Last night I bought 120 doses of vaccines for people in developing countries because I was drunk and angry about people not vaccinating their kids.
Recently, I got a text from an acquaintance saying that my perogies were in. Whaaaat? Apparently, she contacted me on Facebook one drunken night, asking if I wanted to order some gourmet perogies. Well, hell yes! Who doesn't like perogies?! I bought a large CASE of perogies. There has to be 150 of the damn things. I barely eat at home and I really try to stay away from carbs. Bloody hell, at least I got the right kind (bacon and cheese). Perogie party anyone? And what kind of wine goes with perogies?
How many of y'all can say you own a real Russian sailor hat? There's actually a reason I bought it though. Somewhere along the line in the 80's I picked one of these up and wore it on stage, until someone decided they needed a commie hat more then me. It looked cool as hell on me back then, now it just makes me look stupid.
I've bought a lot of DLC drunk, but I was already leaning towards getting it anyway. I haven't had any blackout wake-up mystery Amazon packages. I did walk soberly into Target shopping for normal groceries. I went in there for peanut butter (crunchy you heathens!), bread and other small things. I then entered a trance state and ended up buying a Nerf Gun sniper rifle (that turned into a single round AR), additional darts and dart bandolier. I am kind of jealous that I haven't drunk bought anything, it seems exciting.
I know there have been others, but the only drunk purchase I can remember off the top of my head is the DVD of Blackbeard's Ghost. I loved that movie when I was a kid and wanted my daughter to see it. She refused and so it sits collecting dust, along with my childhood memories. The funny part is that Blackbeard was a total boozehound in that movie. Maybe some day I will get drunk and watch it and Blackbeard and I will be booze buddies.
My old neighborhood bar was conveniently located next to both a CVS and a Target. One Christmas season, I wandered over to Target and bought one of those light up, waving Santa lawn ornaments,- it was on sale! I came home, plugged the dude in and went to bed. It wasn't until the next morning that I remembered I lived in a very, very Jewish Orthodox neighborhood and menorahs were "the thing", not giant Santa's. I wish I could say I respectfully took him down, but I usually just left him unplugged (when sober).
I was once kicked out of Target for (incorrectly) assuming the giant display of balls were there for monkey-in-the-middle practice. You knock over one end cap, and all of a sudden you're a "menace" and a "drunk college kid", being escorted out by someone in the electronics department...
I'm the same way with DLC material. The other thing I used to purchase while intoxicated were coins for my collection off of ebay. But like Parker, the purchases were things I had already decided I wanted at some point, but I tend to be very thrifty. And some of the coins I'm talking about were like $1. So it wasn't like I was spending $250 on a coin I wanted, I'd spend like $5 total. The booze removed the inhibitions to purchase enough so that I would buy what I was looking to buy anyway.

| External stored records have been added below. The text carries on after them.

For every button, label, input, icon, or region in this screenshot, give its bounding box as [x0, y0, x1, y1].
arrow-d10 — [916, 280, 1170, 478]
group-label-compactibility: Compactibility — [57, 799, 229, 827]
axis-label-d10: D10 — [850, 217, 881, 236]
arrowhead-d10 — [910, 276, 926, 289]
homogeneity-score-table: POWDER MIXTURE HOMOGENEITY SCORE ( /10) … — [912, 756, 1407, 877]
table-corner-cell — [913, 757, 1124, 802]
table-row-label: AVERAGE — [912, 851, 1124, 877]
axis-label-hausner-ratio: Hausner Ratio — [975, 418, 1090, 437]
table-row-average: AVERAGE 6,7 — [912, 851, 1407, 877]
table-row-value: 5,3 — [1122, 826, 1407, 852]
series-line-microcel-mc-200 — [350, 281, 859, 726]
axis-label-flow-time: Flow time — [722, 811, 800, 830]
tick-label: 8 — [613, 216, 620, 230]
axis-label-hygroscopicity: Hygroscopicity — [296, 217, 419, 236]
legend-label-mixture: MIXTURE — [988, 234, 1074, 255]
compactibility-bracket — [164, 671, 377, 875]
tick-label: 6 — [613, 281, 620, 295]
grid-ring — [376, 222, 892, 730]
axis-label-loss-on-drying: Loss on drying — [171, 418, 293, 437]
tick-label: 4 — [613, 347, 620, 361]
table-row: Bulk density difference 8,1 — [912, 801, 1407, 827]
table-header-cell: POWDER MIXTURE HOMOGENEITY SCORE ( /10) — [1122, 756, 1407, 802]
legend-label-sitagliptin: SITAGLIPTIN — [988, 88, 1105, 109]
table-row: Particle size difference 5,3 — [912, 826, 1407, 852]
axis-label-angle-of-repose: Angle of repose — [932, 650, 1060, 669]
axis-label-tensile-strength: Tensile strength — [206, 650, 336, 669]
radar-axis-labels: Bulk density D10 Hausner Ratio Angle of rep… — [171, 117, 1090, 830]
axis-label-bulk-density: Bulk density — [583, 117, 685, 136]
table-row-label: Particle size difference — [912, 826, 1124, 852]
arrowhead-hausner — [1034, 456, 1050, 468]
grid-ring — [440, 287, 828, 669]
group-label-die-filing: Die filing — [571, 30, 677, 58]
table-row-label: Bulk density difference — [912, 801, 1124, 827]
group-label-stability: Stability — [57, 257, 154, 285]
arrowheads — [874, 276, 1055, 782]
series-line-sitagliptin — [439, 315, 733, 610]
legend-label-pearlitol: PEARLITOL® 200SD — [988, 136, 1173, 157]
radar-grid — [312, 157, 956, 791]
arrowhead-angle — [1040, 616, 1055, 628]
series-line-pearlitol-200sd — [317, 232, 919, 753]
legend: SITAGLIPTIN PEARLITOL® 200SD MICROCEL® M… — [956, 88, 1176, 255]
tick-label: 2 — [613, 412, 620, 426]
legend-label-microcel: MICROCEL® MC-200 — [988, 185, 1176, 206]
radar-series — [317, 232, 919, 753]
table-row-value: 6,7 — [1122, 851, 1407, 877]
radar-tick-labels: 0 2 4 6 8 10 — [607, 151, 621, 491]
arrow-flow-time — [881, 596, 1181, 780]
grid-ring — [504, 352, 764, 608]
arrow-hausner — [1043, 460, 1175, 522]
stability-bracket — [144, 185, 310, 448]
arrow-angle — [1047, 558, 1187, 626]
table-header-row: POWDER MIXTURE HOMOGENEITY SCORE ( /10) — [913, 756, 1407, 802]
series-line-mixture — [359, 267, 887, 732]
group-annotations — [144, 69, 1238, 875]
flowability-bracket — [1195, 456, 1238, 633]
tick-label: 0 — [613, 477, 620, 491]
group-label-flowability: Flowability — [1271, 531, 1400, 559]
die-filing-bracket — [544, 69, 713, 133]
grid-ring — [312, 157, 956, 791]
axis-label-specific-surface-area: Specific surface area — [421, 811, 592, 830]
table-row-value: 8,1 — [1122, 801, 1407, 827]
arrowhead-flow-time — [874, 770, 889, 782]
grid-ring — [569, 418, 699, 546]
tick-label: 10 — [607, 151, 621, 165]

Worst: dating websites memberships (mentioned). Best: a bottle of Johnnie Walker Blue Label in a bar for a friends 25th (there is a bit of story for this). Spoiler A few friends were back in town from working overseas, and it just so happened this friends 25th was on over a weekend all of them were back. As these guys were in oil and gas or tankers, they bought a bottle of Verve or Moet each. I figured: fuck it, I'll get something I like (with a brand name that people will recognize). Cost me $900. Got the entire VIP area, a bouncer, a drink server and the bar manager coaxing hotties over to us for the rest of the night (6+ hours). Worth it.